今年9月に実写映画化が発表され、2019年に全国の劇場で公開されることが決まった『ホットギミック』。本作は2000年から2005年にかけて月刊少女マンガ誌『Betsucomi(ベツコミ)』(小学館)で連載、累計発行部数450万部を突破した同名の人気少女漫画が原作だ。主人公の女子高生・初(はつみ)と、彼女と同じ社宅に住む3人の男性との恋愛模様を繊細なタッチでつづり、10代の少女の心情をビビッドに捉えた名作として今も読み継がれている。

今回は、本作で監督をつとめる山戸結希と、彼女が作品を通して描き出す思春期やアイドルの儚さに焦点を当ててみる。

少女たちのすべてを繊細に描出した『5つ数えれば君の夢』

『ホットギミック』で主人公の初を演じるのは、本作が映画初出演にして初主演となる乃木坂46の2期生・堀未央奈だ。女性ファッション誌『ar(アール)』のレギュラーモデルをつとめ、ファッションショーの出演経験も豊富な堀。その恋の相手役には清水尋也、板垣瑞生、間宮祥太朗と、映画・ドラマに引っ張りだこの今を時めく人気若手俳優が顔をそろえている。

監督をつとめる山戸結希は、大学時代に独学で撮影した『あの娘が海辺で踊ってる』(2012年)が、東京学生映画祭で審査員特別賞を受賞。ジョージ朝倉の人気コミックが原作の『溺れるナイフ』(2016年)では、小松菜奈と菅田将暉をW主演に迎え、不器用に傷付け合いながらも愛を深めていく10代の恋愛衝動を、息が詰まるほど切迫した演出で描き出した。同作は主人公たちと同世代の女性を中心に多くの支持を集めた。

そんな山戸監督の商業映画デビュー作は、映画初出演となるガールズ・ダンス&ボーカル・グループ「東京女子流」を主演に据えた『5つ数えれば君の夢』(2014年)だ。

山戸は、メンバーの個性を生かした役どころやセリフを効果的に取り入れ、女子校のミスコンを巡る独特の人間模様を浮かび上がらせた。その高い演出力から日本映画プロフェッショナル大賞新人監督賞を受賞。10代少女たちの美しさだけではなく、儚さや残酷さなど、複雑な感情を哲学的なセリフ回しで展開し、アイドル映画の枠を超えた作品として映画ファンたちをも唸らせた。

等身大の魅力を浮かび上がらせた青春ドラマのようなMV

思春期の少女たちの自意識を生々しく刻印する手腕に定評のある山戸監督。映画作品だけでなく、「アイドルMV(ミュージックビデオ)」の名手としても知られている。
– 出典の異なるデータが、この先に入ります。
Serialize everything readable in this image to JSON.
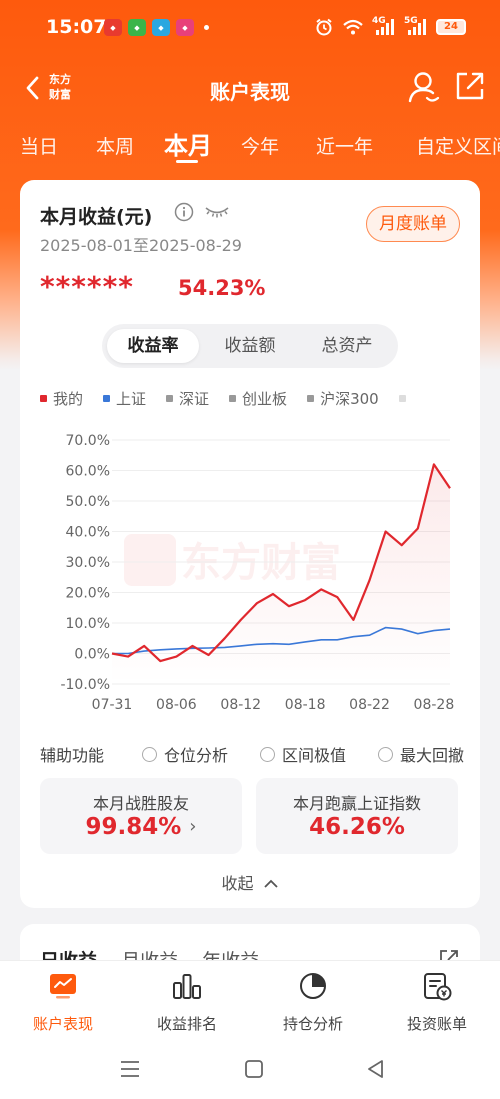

『ホットギミック』で主演をつとめる堀が所属する乃木坂46では、先日卒業を発表した西野七瀬のソロ曲「ごめんね ずっと・・・」(2015年)と、現在女優として活躍中の深川麻衣の卒業シングル「ハルジオンが咲く頃」(2016年)などのMV監督を担当。

前者ではアイドルの西野七瀬と、「もしアイドルをしていなかったら……」というパラレルワールドの西野七瀬を、2画面を使って同時に描き、幼少期から現在までの写真を交えながら、等身大の彼女を浮かび上がらせた。

後者では、大正時代の歌劇団を舞台に、そこから退団する少女(深川)を主役に添えたパートと、制服姿で歌い踊る現在の乃木坂46のパートを巧みにオーバーラップさせながら、普遍的な少女たちの友情と別れを表現。メンバーそれぞれが流す涙をクローズアップで捉えたシーンは、演技を超えて心を揺さぶる光景になっている。

また、2017年リリースのNGT48のセカンドシングル「世界はどこまで青空なのか?」のMVでは、今やAKB48グループの中心メンバーとなった荻野由佳を主人公に、アイドルを夢見る少女たちのアイドル群像劇を全編12分に渡って展開。NGT48の拠点である新潟県の広大な景色をバックに、各メンバーから生き生きとした演技を引き出し、MVとは思えないほど濃密な青春ドラマへと昇華させた。

アイドルグループは刹那的な存在で、いつかは卒業、解散が待ち受けている。アイドルたちは大切な青春時代をアイドル活動に身も心も捧げて輝きを放ち、その儚さにファンは心惹かれていく。そんな思春期の少女たちの心情に寄り添って、若さゆえの美しさと残酷さを活写する山戸監督が、いかに『ホットギミック』で堀未央奈の“現在”を描き出すのか、期待は高まるばかりだ。